Pare sia stato colpito un centro di produzione di armi chimiche, che Damasco starebbe usando per stanare i ribelli dall’enclave di Eastern Goutha vicino a Damasco ancora nelle loro mani. E’ veritiero?

Questa zona è un’enclave dei ribelli fin dall’inizio della guerra. Adesso, dopo che Damasco ha dichiarato la vittoria e ha ripreso gran parte del territorio, è ovvio che queste sacche di ribelli andranno in qualche maniera riprese e normalizzate. I ribelli non si arrenderanno facilmente, visto che in tal caso finirebbero nelle carceri siriane dove si sa che l’ambiente non è dei migliori.
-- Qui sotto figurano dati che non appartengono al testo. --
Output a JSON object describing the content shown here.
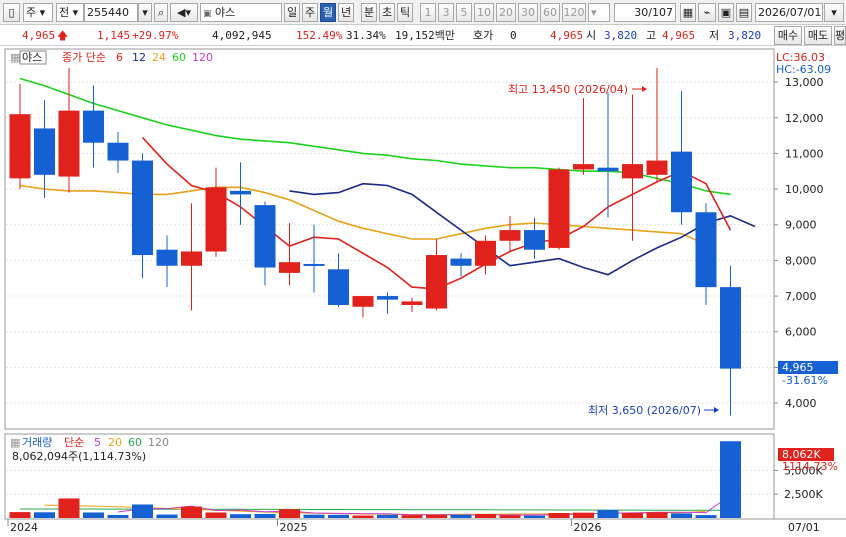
{
  "toolbar": {
    "market_label": "주",
    "type_label": "전",
    "code": "255440",
    "name": "야스",
    "periods": [
      "일",
      "주",
      "월",
      "년",
      "분",
      "초",
      "틱"
    ],
    "selected_period": "월",
    "minutes": [
      "1",
      "3",
      "5",
      "10",
      "20",
      "30",
      "60",
      "120"
    ],
    "count": "30/107",
    "date": "2026/07/01"
  },
  "info": {
    "price": "4,965",
    "change": "1,145",
    "change_pct": "+29.97%",
    "volume": "4,092,945",
    "vol_ratio": "152.49%",
    "turnover_pct": "31.34%",
    "amount": "19,152백만",
    "quote_label": "호가",
    "quote_value": "0",
    "quote_price": "4,965",
    "open_label": "시",
    "open": "3,820",
    "high_label": "고",
    "high": "4,965",
    "low_label": "저",
    "low": "3,820",
    "buy_label": "매수",
    "sell_label": "매도",
    "eval_label": "평"
  },
  "legend": {
    "name": "야스",
    "ma_label": "종가 단순",
    "ma_periods": [
      "6",
      "12",
      "24",
      "60",
      "120"
    ],
    "lc": "LC:36.03",
    "hc": "HC:-63.09"
  },
  "volume_legend": {
    "label": "거래량",
    "ma_label": "단순",
    "ma_periods": [
      "5",
      "20",
      "60",
      "120"
    ],
    "value_text": "8,062,094주(1,114.73%)"
  },
  "annotations": {
    "high": "최고 13,450 (2026/04)",
    "low": "최저 3,650 (2026/07)"
  },
  "price_tag": {
    "value": "4,965",
    "pct": "-31.61%"
  },
  "volume_tag": {
    "value": "8,062K",
    "pct": "1114.73%"
  },
  "colors": {
    "up": "#e1211b",
    "down": "#1560d2",
    "ma6": "#e1211b",
    "ma12": "#1b2a88",
    "ma24": "#e8a31a",
    "ma60": "#1fd11f",
    "ma120": "#c83cc8"
  },
  "chart_data": {
    "type": "candlestick",
    "price_ylim": [
      3300,
      13900
    ],
    "price_ticks": [
      4000,
      5000,
      6000,
      7000,
      8000,
      9000,
      10000,
      11000,
      12000,
      13000
    ],
    "price_tick_labels": [
      "4,000",
      "5,000",
      "6,000",
      "7,000",
      "8,000",
      "9,000",
      "10,000",
      "11,000",
      "12,000",
      "13,000"
    ],
    "x_labels": [
      {
        "index": 0,
        "label": "2024"
      },
      {
        "index": 11,
        "label": "2025"
      },
      {
        "index": 23,
        "label": "2026"
      },
      {
        "index": 32,
        "label": "07/01"
      }
    ],
    "candles": [
      {
        "o": 10300,
        "h": 12950,
        "l": 10000,
        "c": 12100
      },
      {
        "o": 11700,
        "h": 12500,
        "l": 9750,
        "c": 10400
      },
      {
        "o": 10350,
        "h": 13400,
        "l": 9900,
        "c": 12200
      },
      {
        "o": 12200,
        "h": 12900,
        "l": 10600,
        "c": 11300
      },
      {
        "o": 11300,
        "h": 11600,
        "l": 10450,
        "c": 10800
      },
      {
        "o": 10800,
        "h": 11000,
        "l": 7500,
        "c": 8150
      },
      {
        "o": 8300,
        "h": 8700,
        "l": 7250,
        "c": 7850
      },
      {
        "o": 7850,
        "h": 9600,
        "l": 6600,
        "c": 8250
      },
      {
        "o": 8250,
        "h": 10600,
        "l": 8100,
        "c": 10050
      },
      {
        "o": 9950,
        "h": 10750,
        "l": 9000,
        "c": 9850
      },
      {
        "o": 9550,
        "h": 9650,
        "l": 7300,
        "c": 7800
      },
      {
        "o": 7650,
        "h": 9050,
        "l": 7300,
        "c": 7950
      },
      {
        "o": 7900,
        "h": 9000,
        "l": 7100,
        "c": 7850
      },
      {
        "o": 7750,
        "h": 8200,
        "l": 6700,
        "c": 6750
      },
      {
        "o": 6700,
        "h": 7000,
        "l": 6400,
        "c": 7000
      },
      {
        "o": 7000,
        "h": 7100,
        "l": 6500,
        "c": 6900
      },
      {
        "o": 6750,
        "h": 6950,
        "l": 6550,
        "c": 6850
      },
      {
        "o": 6650,
        "h": 8600,
        "l": 6600,
        "c": 8150
      },
      {
        "o": 8050,
        "h": 8200,
        "l": 7550,
        "c": 7850
      },
      {
        "o": 7850,
        "h": 8700,
        "l": 7600,
        "c": 8550
      },
      {
        "o": 8550,
        "h": 9250,
        "l": 8250,
        "c": 8850
      },
      {
        "o": 8850,
        "h": 9200,
        "l": 8050,
        "c": 8300
      },
      {
        "o": 8350,
        "h": 10600,
        "l": 8300,
        "c": 10550
      },
      {
        "o": 10550,
        "h": 12550,
        "l": 10400,
        "c": 10700
      },
      {
        "o": 10600,
        "h": 12700,
        "l": 9200,
        "c": 10500
      },
      {
        "o": 10300,
        "h": 12650,
        "l": 8550,
        "c": 10700
      },
      {
        "o": 10400,
        "h": 13400,
        "l": 10200,
        "c": 10800
      },
      {
        "o": 11050,
        "h": 12750,
        "l": 9000,
        "c": 9350
      },
      {
        "o": 9350,
        "h": 9600,
        "l": 6750,
        "c": 7250
      },
      {
        "o": 7250,
        "h": 7850,
        "l": 3650,
        "c": 4965
      }
    ],
    "ma6": [
      null,
      null,
      null,
      null,
      null,
      11450,
      10700,
      10100,
      9900,
      9500,
      8950,
      8400,
      8650,
      8600,
      8200,
      7800,
      7250,
      7200,
      7500,
      7900,
      8250,
      8500,
      8600,
      8950,
      9500,
      9850,
      10200,
      10500,
      10150,
      8850
    ],
    "ma12": [
      null,
      null,
      null,
      null,
      null,
      null,
      null,
      null,
      null,
      null,
      null,
      9950,
      9850,
      9900,
      10150,
      10100,
      9850,
      9350,
      8850,
      8350,
      7850,
      7950,
      8050,
      7800,
      7600,
      8000,
      8350,
      8650,
      9050,
      9250,
      8950
    ],
    "ma24": [
      10100,
      10000,
      9950,
      9950,
      9900,
      9850,
      9850,
      9950,
      10050,
      10050,
      9900,
      9700,
      9400,
      9100,
      8900,
      8750,
      8600,
      8600,
      8750,
      8900,
      9000,
      9050,
      9000,
      8950,
      8900,
      8850,
      8800,
      8750,
      8450
    ],
    "ma60": [
      13100,
      12900,
      12650,
      12400,
      12200,
      12000,
      11800,
      11650,
      11500,
      11400,
      11350,
      11300,
      11200,
      11100,
      11000,
      10950,
      10850,
      10800,
      10700,
      10650,
      10600,
      10600,
      10550,
      10500,
      10500,
      10450,
      10300,
      10150,
      9950,
      9850
    ],
    "volume": [
      0.62,
      0.6,
      2.05,
      0.58,
      0.32,
      1.42,
      0.36,
      1.2,
      0.58,
      0.4,
      0.42,
      0.92,
      0.35,
      0.33,
      0.26,
      0.33,
      0.3,
      0.32,
      0.34,
      0.42,
      0.28,
      0.25,
      0.52,
      0.56,
      0.84,
      0.54,
      0.6,
      0.48,
      0.3,
      8.06
    ],
    "volume_unit": "M",
    "volume_ylim": [
      0,
      8.4
    ],
    "volume_ticks": [
      2.5,
      5.0
    ],
    "volume_tick_labels": [
      "2,500K",
      "5,000K"
    ],
    "vol_ma5": [
      null,
      null,
      null,
      null,
      0.63,
      1.0,
      0.99,
      1.25,
      0.79,
      0.84,
      0.65,
      0.72,
      0.53,
      0.48,
      0.46,
      0.44,
      0.33,
      0.34,
      0.31,
      0.32,
      0.31,
      0.32,
      0.36,
      0.42,
      0.49,
      0.54,
      0.61,
      0.6,
      0.57,
      2.37
    ],
    "vol_ma20": [
      null,
      1.35,
      1.3,
      1.25,
      1.18,
      1.1,
      1.0,
      0.92,
      0.82,
      0.72,
      0.62,
      0.55,
      0.5,
      0.46,
      0.42,
      0.4,
      0.38,
      0.37,
      0.38,
      0.4,
      0.42,
      0.43,
      0.44,
      0.46,
      0.48,
      0.52,
      0.54,
      0.56,
      0.7
    ],
    "vol_ma60": [
      0.95,
      0.95,
      0.94,
      0.94,
      0.93,
      0.93,
      0.92,
      0.92,
      0.91,
      0.91,
      0.9,
      0.9,
      0.89,
      0.89,
      0.88,
      0.88,
      0.87,
      0.87,
      0.86,
      0.86,
      0.85,
      0.85,
      0.84,
      0.84,
      0.83,
      0.83,
      0.82,
      0.82,
      0.81,
      0.81
    ]
  }
}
In questa sacca però vivono circa 400mila civili, l’Onu chiede una tregua per creare un corridoio umanitario. Ancora una volta si accusa Damasco mentre sappiamo per esperienza quanto ai ribelli islamisti faccia comodo avere civili come scudi umani, o no?

A Goutha ci sono massacri continui veri o presunti dovuti a questa situazione. Il problema delle armi chimiche che poi sarebbero bombe al cloro, le armi chimiche dei poveri, un’arma molto rudimentale, è che vengono usate da tutti. Questo perché la Siria aveva uno dei maggiori arsenali di armi chimiche al mondo, in parte distrutto quando ci fu la minaccia americana di bombardamenti, in parte rimasto intatto. L’Isis le ha usate per combattere le formazioni di al Qaeda, i ribelli le hanno sempre usate tranquillamente. Le usano tutti insomma, anche Damasco.

Di fatto però dai toni usati dall’Onu sembra che, ancora una volta, la colpa di tutto sia del regime di Assad.

Ovvio: se usi la gente come scudi umani e l’altra parte li uccide, è facile dare la colpa a Damasco. Il regime comunque non si fa problemi e quando bombarda, colpisce tutti, ribelli e civili.

Lo scorso weekend è stato abbattuto un jet russo in un’altra zona ancora controllata dai ribelli, vicino a Idlib. Putin però aveva annunciato il ritiro completo de suoi soldati, vuol dire che invece ce ne sono ancora?

In minima parte, rispetto a un anno fa; ma ci sono ancora ci sono jet, elicotteri e bombardieri. La cosa che colpisce di questo episodio è che è già il secondo caso di un ufficiale russo caduto dietro le linee che piuttosto che farsi catturare si uccide. Non è una cosa usuale, questo fa capire a che livello è lo scontro. Sembra che i piloti russi siano addestrati quasi come dei kamikaze e questo desta molta impressione, perché non accade in nessun esercito moderno.